Local fuels, however, are more affordable, according to Stritsman and Reed Settle, owner of Turnpike Power Equipment in Altamont.
“If you’re buying corn, to burn corn, you might pay $260 per ton,” Settle said. For the entire heating season, he said, “You could heat your whole home for approximately four tons. That’s about [the cost of] one oil delivery. You can’t heat your house with one oil delivery.”
Wood and wood pellets are grown in the Northeast where they are “locally processed and locally available…and about half the cost of oil…and environmentally friendly,” Stristman said.
Settle sells only corn-burning stoves as part of his lawn and garden business.
“The corn stove is not a ‘set it and forget it.’ ” he said. “You have to load the stove, light the stove, and clean the stove. Wood’s messy. It’s also dangerous. Corn and pellet stoves are much safer to operate.”
Settle said that corn and pellet stoves are easier to maintain, and eliminate wood-related worries like bringing in bugs with the wood.

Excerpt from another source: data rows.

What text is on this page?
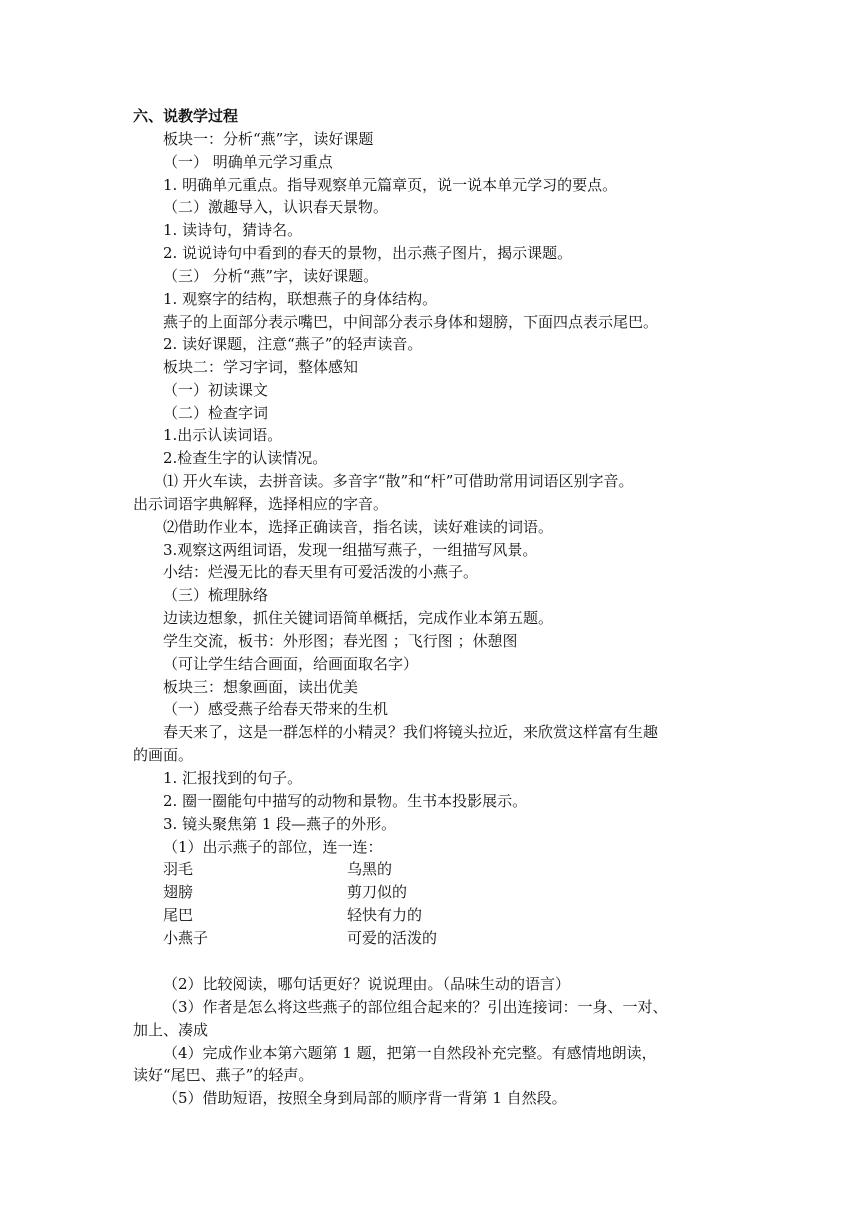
六、说教学过程
板块一：分析“燕”字，读好课题
（一） 明确单元学习重点
1. 明确单元重点。指导观察单元篇章页，说一说本单元学习的要点。
（二）激趣导入，认识春天景物。
1. 读诗句，猜诗名。
2. 说说诗句中看到的春天的景物，出示燕子图片，揭示课题。
（三） 分析“燕”字，读好课题。
1. 观察字的结构，联想燕子的身体结构。
燕子的上面部分表示嘴巴，中间部分表示身体和翅膀，下面四点表示尾巴。
2. 读好课题，注意“燕子”的轻声读音。
板块二：学习字词，整体感知
（一）初读课文
（二）检查字词
1.出示认读词语。
2.检查生字的认读情况。
⑴ 开火车读，去拼音读。多音字“散”和“杆”可借助常用词语区别字音。
出示词语字典解释，选择相应的字音。
⑵借助作业本，选择正确读音，指名读，读好难读的词语。
3.观察这两组词语，发现一组描写燕子，一组描写风景。
小结：烂漫无比的春天里有可爱活泼的小燕子。
（三）梳理脉络
边读边想象，抓住关键词语简单概括，完成作业本第五题。
学生交流，板书：外形图；春光图 ；飞行图 ；休憩图
（可让学生结合画面，给画面取名字）
板块三：想象画面，读出优美
（一）感受燕子给春天带来的生机
春天来了，这是一群怎样的小精灵？我们将镜头拉近，来欣赏这样富有生趣
的画面。
1. 汇报找到的句子。
2. 圈一圈能句中描写的动物和景物。生书本投影展示。
3. 镜头聚焦第 1 段—燕子的外形。
（1）出示燕子的部位，连一连：
羽毛	乌黑的
翅膀	剪刀似的
尾巴	轻快有力的
小燕子	可爱的活泼的
（2）比较阅读，哪句话更好？说说理由。（品味生动的语言）
（3）作者是怎么将这些燕子的部位组合起来的？引出连接词：一身、一对、
加上、凑成
（4）完成作业本第六题第 1 题，把第一自然段补充完整。有感情地朗读，
读好“尾巴、燕子”的轻声。
（5）借助短语，按照全身到局部的顺序背一背第 1 自然段。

“It gives off really nice heat,” he said of the corn-burning stove. “Farmers in this area grow corn every year. We should be able to grow corn forever. You’re helping the local economy.”
He said that midwest corn woes did not hurt the fuel corn supply, despite media reports otherwise.
“There is absolutely no shortage of corn at all, anywhere,” Settle said. “We’re not buying mid-western corn, we’re buying from Schoharie and Albany counties. There’s huge, beautiful-looking corn.”
Stritsman said that the cost of firewood per BTU (British thermal units used to describe the heat value or energy content of fuels) is lower than that for wood pellets. Firewood can be harvested by homeowners, themselves, he said. Wood pellets are processed wood about one-inch long and pencil thin, he said.
“The pellet has a more automatic, clean-feeding system,” Stritsman said. On the other end of the spectrum is home-heating oil, which can be delivered and used without fuss.
“It’s all a matter of what you can afford to pay,” Stritsman said. Bestfire sells wood, coal, gas, and pellet stoves. It also sells fireplace inserts and central heating systems.
Wood and wood pellets burn with 75- to 85-percent efficiency, Stritsman said. Oil dealers will say furnaces get up to 87-percent efficiency, but “by the time you get heat upstairs, you get 50 percent,” he said. He suggested that those with oil-burning furnaces older than seven years replace them, even if they continue to choose oil as their main fuel.
“Solid fuel isn’t for everybody,” he said.
Installation
“Any homeowner can install a corn stove on their own in two hours,” Settle said. He said that corn stoves can vent directly through an exterior wall.
“If he’s got any carpentry skills at all, it can be in two hours,” he said of a typical homeowner.
For wood, pellet, or gas stoves, Stritsman said, he suggests using a reputable, experienced dealer to help design and install heating appliances.
“You either have to be very good, or very diligent as a homeowner, or everyone in the house dies,” Stritsman said. “When we make mistakes, people die at two in the morning. Whoever does this installation needs to do it properly.
“Safety is not negotiable in any of the heating systems areas. You’re bringing live fire into the home. They have to be done properly with the right people,” he said. “If it’s done right, the customer is happy, and they send me more customers.”
Besides safety, efficiency is also an issue with installation. Half of all heating systems in United States homes do not perform to their rated efficiency as a result of improper installation, according to the federal Environmental Protection Agency.
Settle said that many pellet stoves are already sold out.
“The market is very tight,” he said. “If the dealer doesn’t have it on his floor, don’t buy it.”
He said that costs for a corn-burning stove range from $1,995 to $2,700. Equipment to vent the stoves can cost about $200, and, if homeowners pay to have the stove installed, labor can cost about $200, also, he said.
Coal and pellet stoves range from $1,000 to $3,000, Stritsman said. Fireplace wood inserts range from $1,500 to $3,500, he said.
“The people really enjoy our projects,” Stritsman said. “They would rather be dependent on conventional fuels, and more independent of fluctuating fuel costs. They’re not a puppet on a string. What are you going to do? It’s hard, isn’t it?”